Meskipun Didi Kempot telah tiada, sebutan "Ratu Ambyar" tetap hidup sebagai pengakuan atas warisannya. Ia meninggalkan katalog lagu yang kaya, yang terus dipelajari dan dinyanyikan ulang oleh generasi baru. Peranannya dalam mengangkat bahasa dan budaya Jawa ke kancah nasional bahkan internasional tidak bisa diabaikan. Ia membuktikan bahwa musik yang berakar kuat pada kearifan lokal mampu berbicara pada skala global.
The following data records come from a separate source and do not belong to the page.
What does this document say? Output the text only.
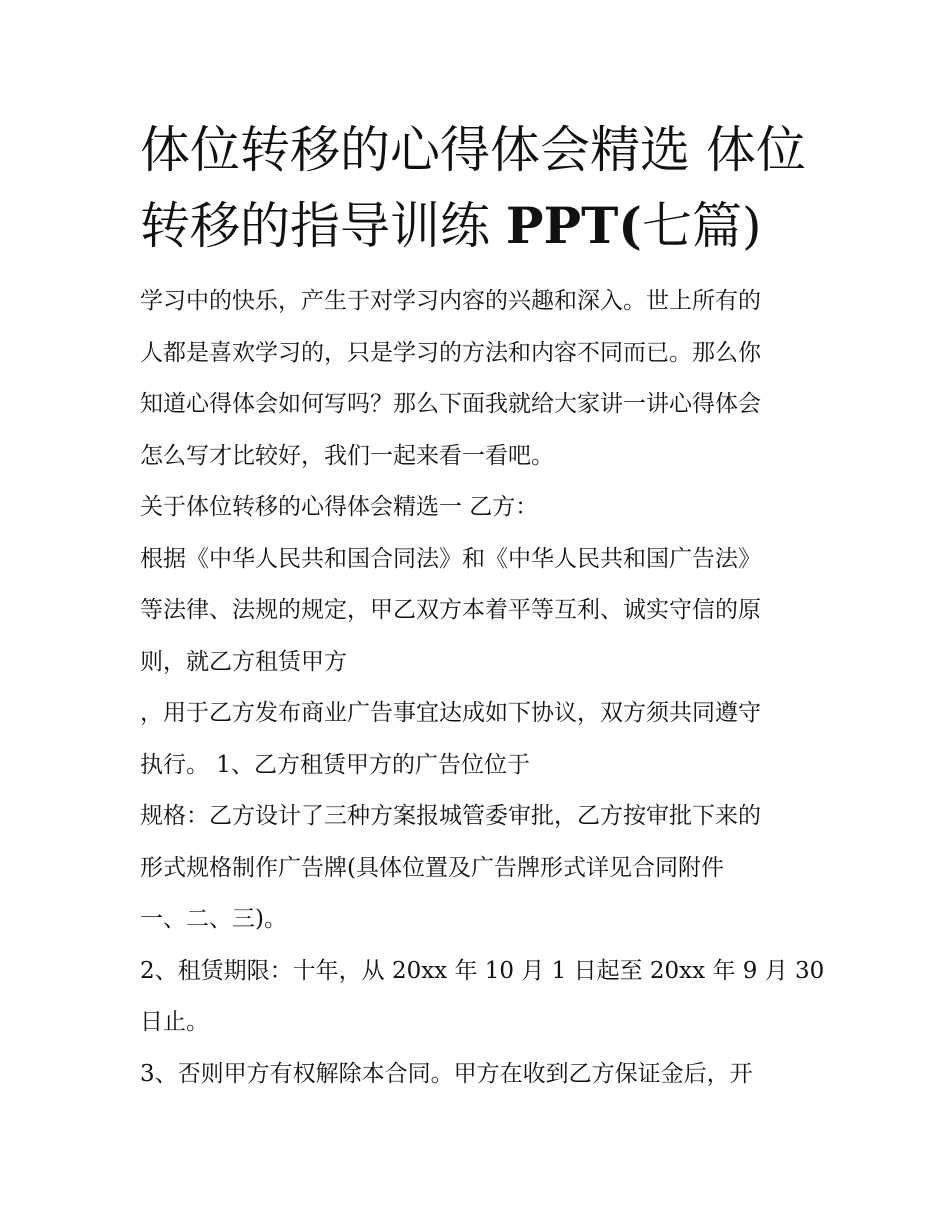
体位转移的心得体会精选 体位
转移的指导训练 PPT(七篇)
学习中的快乐，产生于对学习内容的兴趣和深入。世上所有的
人都是喜欢学习的，只是学习的方法和内容不同而已。那么你
知道心得体会如何写吗？那么下面我就给大家讲一讲心得体会
怎么写才比较好，我们一起来看一看吧。
关于体位转移的心得体会精选一 乙方：
根据《中华人民共和国合同法》和《中华人民共和国广告法》
等法律、法规的规定，甲乙双方本着平等互利、诚实守信的原
则，就乙方租赁甲方
，用于乙方发布商业广告事宜达成如下协议，双方须共同遵守
执行。 1、乙方租赁甲方的广告位位于
规格：乙方设计了三种方案报城管委审批，乙方按审批下来的
形式规格制作广告牌(具体位置及广告牌形式详见合同附件
一、二、三)。
2、租赁期限：十年，从 20xx 年 10 月 1 日起至 20xx 年 9 月 30
日止。
3、否则甲方有权解除本合同。甲方在收到乙方保证金后，开
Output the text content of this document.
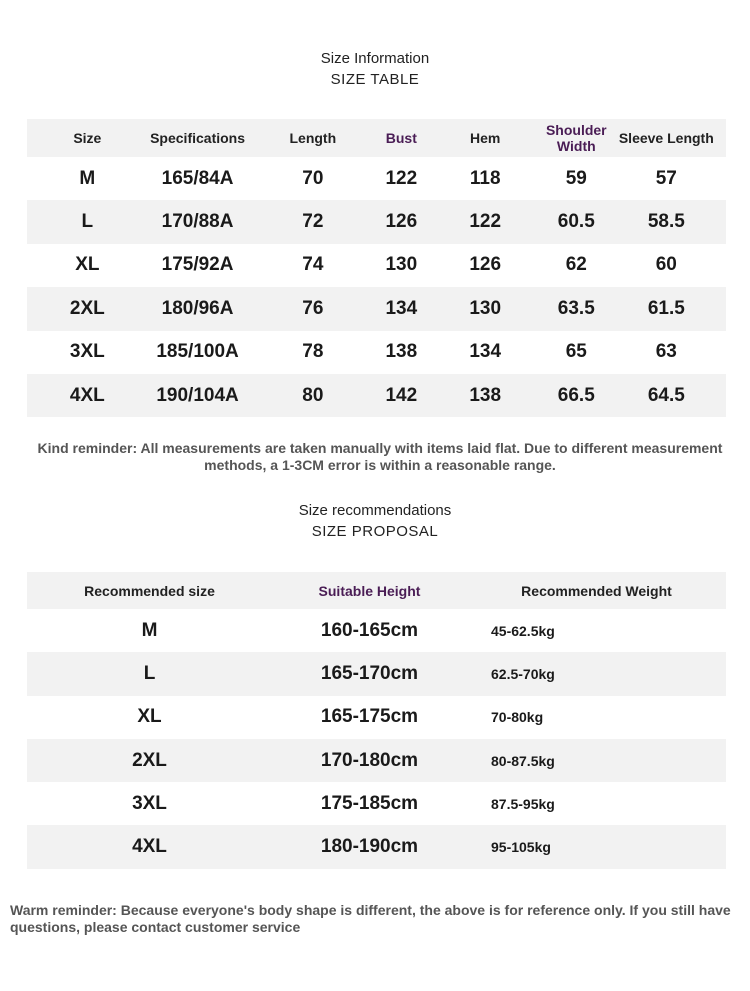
Size Information
SIZE TABLE
Size	Specifications	Length	Bust	Hem	Shoulder Width	Sleeve Length
M	165/84A	70	122	118	59	57
L	170/88A	72	126	122	60.5	58.5
XL	175/92A	74	130	126	62	60
2XL	180/96A	76	134	130	63.5	61.5
3XL	185/100A	78	138	134	65	63
4XL	190/104A	80	142	138	66.5	64.5
Kind reminder: All measurements are taken manually with items laid flat. Due to different measurement methods, a 1-3CM error is within a reasonable range.
Size recommendations
SIZE PROPOSAL
Recommended size	Suitable Height	Recommended Weight
M	160-165cm	45-62.5kg
L	165-170cm	62.5-70kg
XL	165-175cm	70-80kg
2XL	170-180cm	80-87.5kg
3XL	175-185cm	87.5-95kg
4XL	180-190cm	95-105kg
Warm reminder: Because everyone's body shape is different, the above is for reference only. If you still have questions, please contact customer service
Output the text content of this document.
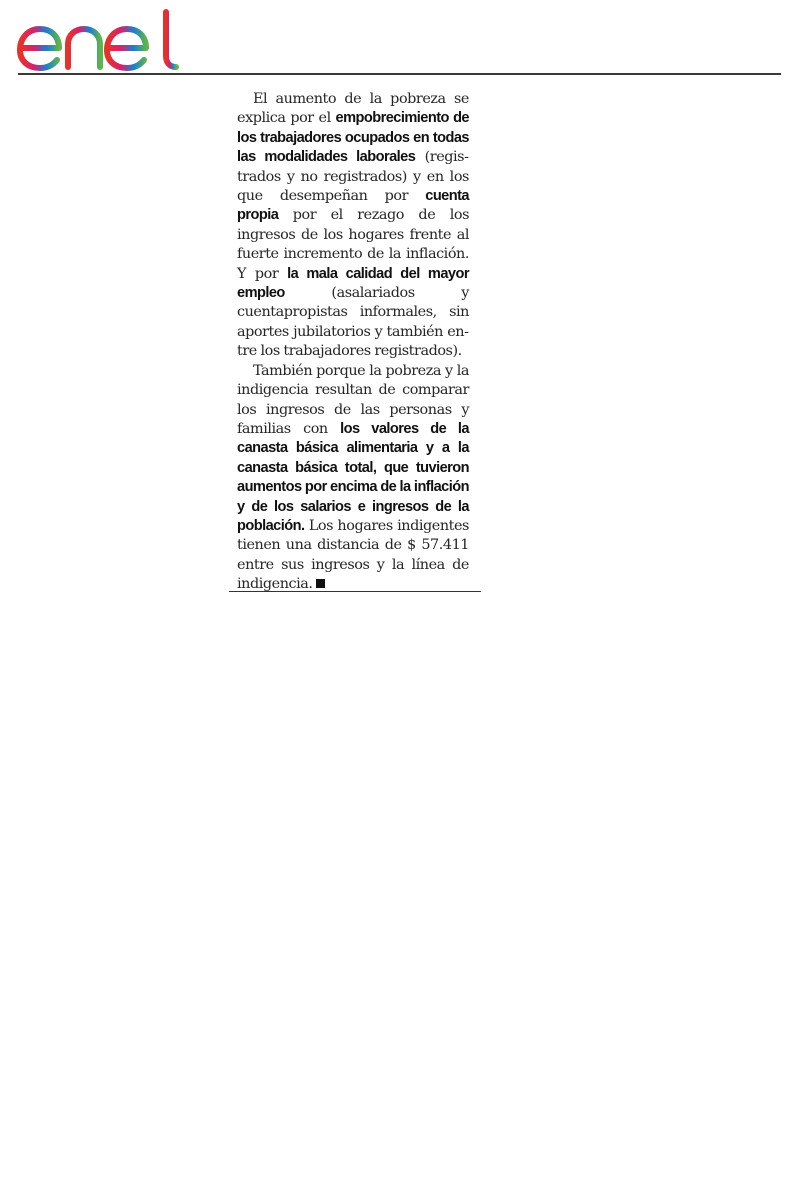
El aumento de la pobreza se explica por el empobrecimiento de los trabajadores ocupados en todas las modalidades laborales (registrados y no registrados) y en los que desempeñan por cuenta propia por el rezago de los ingresos de los hogares frente al fuerte incremento de la inflación. Y por la mala calidad del mayor empleo (asalariados y cuentapropistas informales, sin aportes jubilatorios y también entre los trabajadores registrados).

También porque la pobreza y la indigencia resultan de comparar los ingresos de las personas y familias con los valores de la canasta básica alimentaria y a la canasta básica total, que tuvieron aumentos por encima de la inflación y de los salarios e ingresos de la población. Los hogares indigentes tienen una distancia de $ 57.411 entre sus ingresos y la línea de indigencia.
Menyandang julukan "Ratu Ambyar" mungkin ironis bagi seorang pria, namun julukan tersebut sangat pantas disematkan karena dominasinya dalam menguasai genre lagu-lagu melankolis perpisahan. Ia adalah sang raja panggung, yang memerintah dengan kesedihan dan keindahan melodi. Kisah Didi Kempot adalah pengingat bahwa terkadang, ekspresi emosi terdalamlah yang paling mampu mengikat hati banyak orang. Kepergiannya meninggalkan lubang besar, namun gema dari lantunan "ambyar"-nya akan terus bergema dalam ingatan para penggemar setianya. Musiknya mengajarkan bahwa menerima kepedihan adalah langkah pertama menuju ketenangan, sebuah pelajaran yang disajikan dengan irama yang tak terlupakan.
Hingga kini, setiap kali nada Campursari yang sendu mengalun, para Sobat Ambyar akan segera mengenali sentuhan magis dari sang maestro. Ia bukan hanya penyanyi, ia adalah simbol dari ketangguhan spiritual dalam menghadapi realitas hidup yang tak selalu manis.